Inefficient Workflow Due to Scattered Styles
With no centralized themes and styles spread across multiple variables, creating user flows was time-consuming and lacked coherence, making it difficult to move quickly and maintain consistency.
Designers spent excessive time identifying the right components, assembling screens, and then prototyping, which slowed down the overall design workflow.
We analysed and defined the approach to be like below:
- • Foundations: Color & token system
- • Identifying & listing components
- • Building
- • Testing
- • Optimisation

Structuring the Backbone of
Our Design System
After multiple brainstorming sessions, we structured the token collections to not only support both light and dark themes but also accommodate various states like error, warning, success, and neutral—ensuring scalability and clarity across the system.
We also brainstormed regarding the structure of a token system, which better suits our needs.
Brief about the process
After this we collected and listed the components and created optimised versions of components, avoiding unnecessary variants. Some components were so complicated and were having so many children, we had to test it thoroughly.
We completed the process of creating the components after finishing the token system.

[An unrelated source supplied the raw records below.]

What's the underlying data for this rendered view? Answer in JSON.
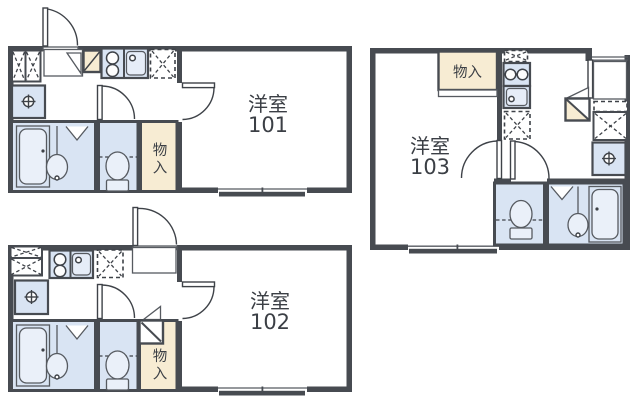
{
  "floorplan": {
    "units": [
      {
        "id": "101",
        "room_label": "洋室",
        "room_number": "101",
        "storage_label": "物入"
      },
      {
        "id": "102",
        "room_label": "洋室",
        "room_number": "102",
        "storage_label": "物入"
      },
      {
        "id": "103",
        "room_label": "洋室",
        "room_number": "103",
        "storage_label": "物入"
      }
    ],
    "colors": {
      "wall": "#474b51",
      "fixture_fill": "#d9e4f3",
      "storage_fill": "#f7ecd3",
      "background": "#ffffff",
      "text": "#3b3f45"
    }
  }
}
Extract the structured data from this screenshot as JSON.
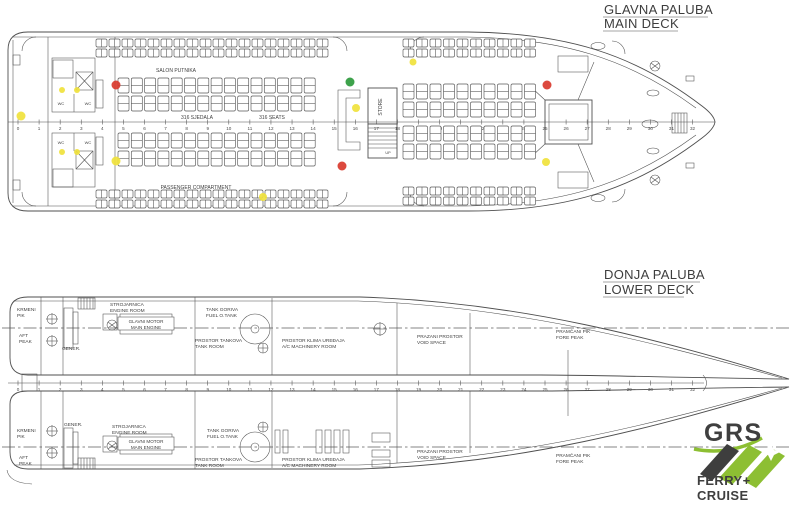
{
  "palette": {
    "ink": "#4a4a4a",
    "red": "#d93a2e",
    "yellow": "#f0e23c",
    "green": "#2c9a3c",
    "logo_green": "#8dbf33",
    "logo_dark": "#3e3e3e"
  },
  "titles": {
    "main_hr": "GLAVNA PALUBA",
    "main_en": "MAIN DECK",
    "lower_hr": "DONJA PALUBA",
    "lower_en": "LOWER DECK"
  },
  "main_deck": {
    "frame_ruler": {
      "x0": 18,
      "dx": 21.08,
      "count": 33,
      "y": 122,
      "num_dy": 8,
      "x1": 8,
      "x2": 715
    },
    "labels": [
      {
        "name": "salon-putnika-label",
        "text": "SALON PUTNIKA",
        "x": 176,
        "y": 72,
        "size": 5,
        "anchor": "middle"
      },
      {
        "name": "seats-count-hr",
        "text": "316 SJEDALA",
        "x": 197,
        "y": 119,
        "size": 5,
        "anchor": "middle"
      },
      {
        "name": "seats-count-en",
        "text": "316 SEATS",
        "x": 272,
        "y": 119,
        "size": 5,
        "anchor": "middle"
      },
      {
        "name": "passenger-compartment-label",
        "text": "PASSENGER COMPARTMENT",
        "x": 196,
        "y": 189,
        "size": 5,
        "anchor": "middle"
      },
      {
        "name": "store-label",
        "text": "STORE",
        "x": 382,
        "y": 107,
        "size": 5,
        "anchor": "middle",
        "rotate": -90
      },
      {
        "name": "up-label",
        "text": "UP",
        "x": 388,
        "y": 154,
        "size": 3.8,
        "anchor": "middle"
      },
      {
        "name": "wc-label-1",
        "text": "WC",
        "x": 61,
        "y": 105,
        "size": 4,
        "anchor": "middle"
      },
      {
        "name": "wc-label-2",
        "text": "WC",
        "x": 88,
        "y": 105,
        "size": 4,
        "anchor": "middle"
      },
      {
        "name": "wc-label-3",
        "text": "WC",
        "x": 61,
        "y": 144,
        "size": 4,
        "anchor": "middle"
      },
      {
        "name": "wc-label-4",
        "text": "WC",
        "x": 88,
        "y": 144,
        "size": 4,
        "anchor": "middle"
      }
    ],
    "markers": [
      {
        "c": "yellow",
        "x": 21,
        "y": 116,
        "r": 4.5
      },
      {
        "c": "yellow",
        "x": 62,
        "y": 90,
        "r": 3
      },
      {
        "c": "yellow",
        "x": 77,
        "y": 90,
        "r": 3
      },
      {
        "c": "yellow",
        "x": 62,
        "y": 152,
        "r": 3
      },
      {
        "c": "yellow",
        "x": 77,
        "y": 152,
        "r": 3
      },
      {
        "c": "red",
        "x": 116,
        "y": 85,
        "r": 4.5
      },
      {
        "c": "yellow",
        "x": 116,
        "y": 161,
        "r": 4.5
      },
      {
        "c": "yellow",
        "x": 263,
        "y": 197,
        "r": 4
      },
      {
        "c": "green",
        "x": 350,
        "y": 82,
        "r": 4.5
      },
      {
        "c": "yellow",
        "x": 356,
        "y": 108,
        "r": 4
      },
      {
        "c": "red",
        "x": 342,
        "y": 166,
        "r": 4.5
      },
      {
        "c": "yellow",
        "x": 413,
        "y": 62,
        "r": 3.5
      },
      {
        "c": "red",
        "x": 547,
        "y": 85,
        "r": 4.5
      },
      {
        "c": "yellow",
        "x": 546,
        "y": 162,
        "r": 4
      }
    ],
    "seat_banks": [
      {
        "x": 96,
        "y": 39,
        "cols": 18,
        "rows": 2,
        "px": 13,
        "py": 10,
        "w": 11,
        "h": 8
      },
      {
        "x": 403,
        "y": 39,
        "cols": 10,
        "rows": 2,
        "px": 13.5,
        "py": 10,
        "w": 11,
        "h": 8
      },
      {
        "x": 118,
        "y": 78,
        "cols": 15,
        "rows": 2,
        "px": 13.3,
        "py": 18,
        "w": 11,
        "h": 15
      },
      {
        "x": 118,
        "y": 133,
        "cols": 15,
        "rows": 2,
        "px": 13.3,
        "py": 18,
        "w": 11,
        "h": 15
      },
      {
        "x": 403,
        "y": 84,
        "cols": 10,
        "rows": 2,
        "px": 13.5,
        "py": 18,
        "w": 11,
        "h": 15
      },
      {
        "x": 403,
        "y": 126,
        "cols": 10,
        "rows": 2,
        "px": 13.5,
        "py": 18,
        "w": 11,
        "h": 15
      },
      {
        "x": 96,
        "y": 190,
        "cols": 18,
        "rows": 2,
        "px": 13,
        "py": 10,
        "w": 11,
        "h": 8
      },
      {
        "x": 403,
        "y": 187,
        "cols": 10,
        "rows": 2,
        "px": 13.5,
        "py": 10,
        "w": 11,
        "h": 8
      }
    ]
  },
  "lower_deck": {
    "frame_ruler": {
      "x0": 18,
      "dx": 21.08,
      "count": 33,
      "y": 383,
      "num_dy": 8,
      "x1": 8,
      "x2": 704
    },
    "labels": [
      {
        "name": "aft-peak-hr-1-top",
        "text": "KRMENI",
        "x": 17,
        "y": 311,
        "size": 4.8
      },
      {
        "name": "aft-peak-hr-2-top",
        "text": "PIK",
        "x": 17,
        "y": 317,
        "size": 4.8
      },
      {
        "name": "aft-peak-en-1-top",
        "text": "AFT",
        "x": 19,
        "y": 337,
        "size": 4.8
      },
      {
        "name": "aft-peak-en-2-top",
        "text": "PEAK",
        "x": 19,
        "y": 343,
        "size": 4.8
      },
      {
        "name": "generator-label-top",
        "text": "GENER.",
        "x": 62,
        "y": 350,
        "size": 4.8
      },
      {
        "name": "engine-room-hr-top",
        "text": "STROJARNICA",
        "x": 110,
        "y": 306,
        "size": 4.8
      },
      {
        "name": "engine-room-en-top",
        "text": "ENGINE ROOM",
        "x": 110,
        "y": 312,
        "size": 4.8
      },
      {
        "name": "main-engine-hr-top",
        "text": "GLAVNI MOTOR",
        "x": 146,
        "y": 323,
        "size": 4.6,
        "anchor": "middle"
      },
      {
        "name": "main-engine-en-top",
        "text": "MAIN ENGINE",
        "x": 146,
        "y": 329,
        "size": 4.6,
        "anchor": "middle"
      },
      {
        "name": "fuel-tank-hr-top",
        "text": "TANK GORIVA",
        "x": 206,
        "y": 311,
        "size": 4.8
      },
      {
        "name": "fuel-tank-en-top",
        "text": "FUEL O.TANK",
        "x": 206,
        "y": 317,
        "size": 4.8
      },
      {
        "name": "tank-room-hr-top",
        "text": "PROSTOR TANKOVA",
        "x": 195,
        "y": 342,
        "size": 4.8
      },
      {
        "name": "tank-room-en-top",
        "text": "TANK ROOM",
        "x": 195,
        "y": 348,
        "size": 4.8
      },
      {
        "name": "ac-room-hr-top",
        "text": "PROSTOR KLIMA UREĐAJA",
        "x": 282,
        "y": 342,
        "size": 4.8
      },
      {
        "name": "ac-room-en-top",
        "text": "A/C MACHINERY ROOM",
        "x": 282,
        "y": 348,
        "size": 4.8
      },
      {
        "name": "void-space-hr-top",
        "text": "PRAZANI PROSTOR",
        "x": 417,
        "y": 338,
        "size": 4.8
      },
      {
        "name": "void-space-en-top",
        "text": "VOID SPACE",
        "x": 417,
        "y": 344,
        "size": 4.8
      },
      {
        "name": "fore-peak-hr-top",
        "text": "PRAMČANI PIK",
        "x": 556,
        "y": 333,
        "size": 4.8
      },
      {
        "name": "fore-peak-en-top",
        "text": "FORE PEAK",
        "x": 556,
        "y": 339,
        "size": 4.8
      },
      {
        "name": "aft-peak-hr-1-bot",
        "text": "KRMENI",
        "x": 17,
        "y": 432,
        "size": 4.8
      },
      {
        "name": "aft-peak-hr-2-bot",
        "text": "PIK",
        "x": 17,
        "y": 438,
        "size": 4.8
      },
      {
        "name": "aft-peak-en-1-bot",
        "text": "AFT",
        "x": 19,
        "y": 459,
        "size": 4.8
      },
      {
        "name": "aft-peak-en-2-bot",
        "text": "PEAK",
        "x": 19,
        "y": 465,
        "size": 4.8
      },
      {
        "name": "generator-label-bot",
        "text": "GENER.",
        "x": 64,
        "y": 426,
        "size": 4.8
      },
      {
        "name": "engine-room-hr-bot",
        "text": "STROJARNICA",
        "x": 112,
        "y": 428,
        "size": 4.8
      },
      {
        "name": "engine-room-en-bot",
        "text": "ENGINE ROOM",
        "x": 112,
        "y": 434,
        "size": 4.8
      },
      {
        "name": "main-engine-hr-bot",
        "text": "GLAVNI MOTOR",
        "x": 146,
        "y": 443,
        "size": 4.6,
        "anchor": "middle"
      },
      {
        "name": "main-engine-en-bot",
        "text": "MAIN ENGINE",
        "x": 146,
        "y": 449,
        "size": 4.6,
        "anchor": "middle"
      },
      {
        "name": "fuel-tank-hr-bot",
        "text": "TANK GORIVA",
        "x": 207,
        "y": 432,
        "size": 4.8
      },
      {
        "name": "fuel-tank-en-bot",
        "text": "FUEL O.TANK",
        "x": 207,
        "y": 438,
        "size": 4.8
      },
      {
        "name": "tank-room-hr-bot",
        "text": "PROSTOR TANKOVA",
        "x": 195,
        "y": 461,
        "size": 4.8
      },
      {
        "name": "tank-room-en-bot",
        "text": "TANK ROOM",
        "x": 195,
        "y": 467,
        "size": 4.8
      },
      {
        "name": "ac-room-hr-bot",
        "text": "PROSTOR KLIMA UREĐAJA",
        "x": 282,
        "y": 461,
        "size": 4.8
      },
      {
        "name": "ac-room-en-bot",
        "text": "A/C MACHINERY ROOM",
        "x": 282,
        "y": 467,
        "size": 4.8
      },
      {
        "name": "void-space-hr-bot",
        "text": "PRAZANI PROSTOR",
        "x": 417,
        "y": 453,
        "size": 4.8
      },
      {
        "name": "void-space-en-bot",
        "text": "VOID SPACE",
        "x": 417,
        "y": 459,
        "size": 4.8
      },
      {
        "name": "fore-peak-hr-bot",
        "text": "PRAMČANI PIK",
        "x": 556,
        "y": 457,
        "size": 4.8
      },
      {
        "name": "fore-peak-en-bot",
        "text": "FORE PEAK",
        "x": 556,
        "y": 463,
        "size": 4.8
      }
    ],
    "bulkheads": {
      "top": [
        [
          41,
          297,
          375
        ],
        [
          63,
          297,
          375
        ],
        [
          195,
          297,
          375
        ],
        [
          272,
          298,
          375
        ],
        [
          397,
          303,
          375
        ],
        [
          470,
          313,
          375
        ]
      ],
      "bottom": [
        [
          41,
          391,
          469
        ],
        [
          63,
          391,
          469
        ],
        [
          195,
          391,
          469
        ],
        [
          272,
          391,
          468
        ],
        [
          397,
          391,
          463
        ],
        [
          470,
          391,
          453
        ]
      ],
      "collision": [
        568,
        350,
        416
      ]
    }
  },
  "logo": {
    "grs": "GRS",
    "ferry": "FERRY+",
    "cruise": "CRUISE"
  }
}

Iterative Improvements Along the Flow
When we were building things and testing, we were creating components which can change themes, when the collection mode was changed. so sometime, the tokens were getting overidden by parent frame tokens and mode. So testing them hand to hand and fixing things in the component as well as the token system was an iterative process.
I led the development and upkeep of the component and token systems.
Doing the cleanup
Once the new system reached a stable state, we planned its rollout in the next version of the application—migrating flow by flow and systematically phasing out the old components.
During this process, we discovered that some components were robust enough to handle more use cases than initially intended, while others fell short. This led us to continuously refine and enhance components to ensure comprehensive coverage across all scenarios.




So, What did we achieve ?
We built a robust design system that accelerated the design process by 33%. The team became significantly more efficient, enabling faster delivery of user flows and the design of new screens. Throughout this journey, I gained valuable experience in strategically planning component and flow rollouts. The intensive use of Figma variables also helped me develop a strong command over them, deepening my expertise in design tooling.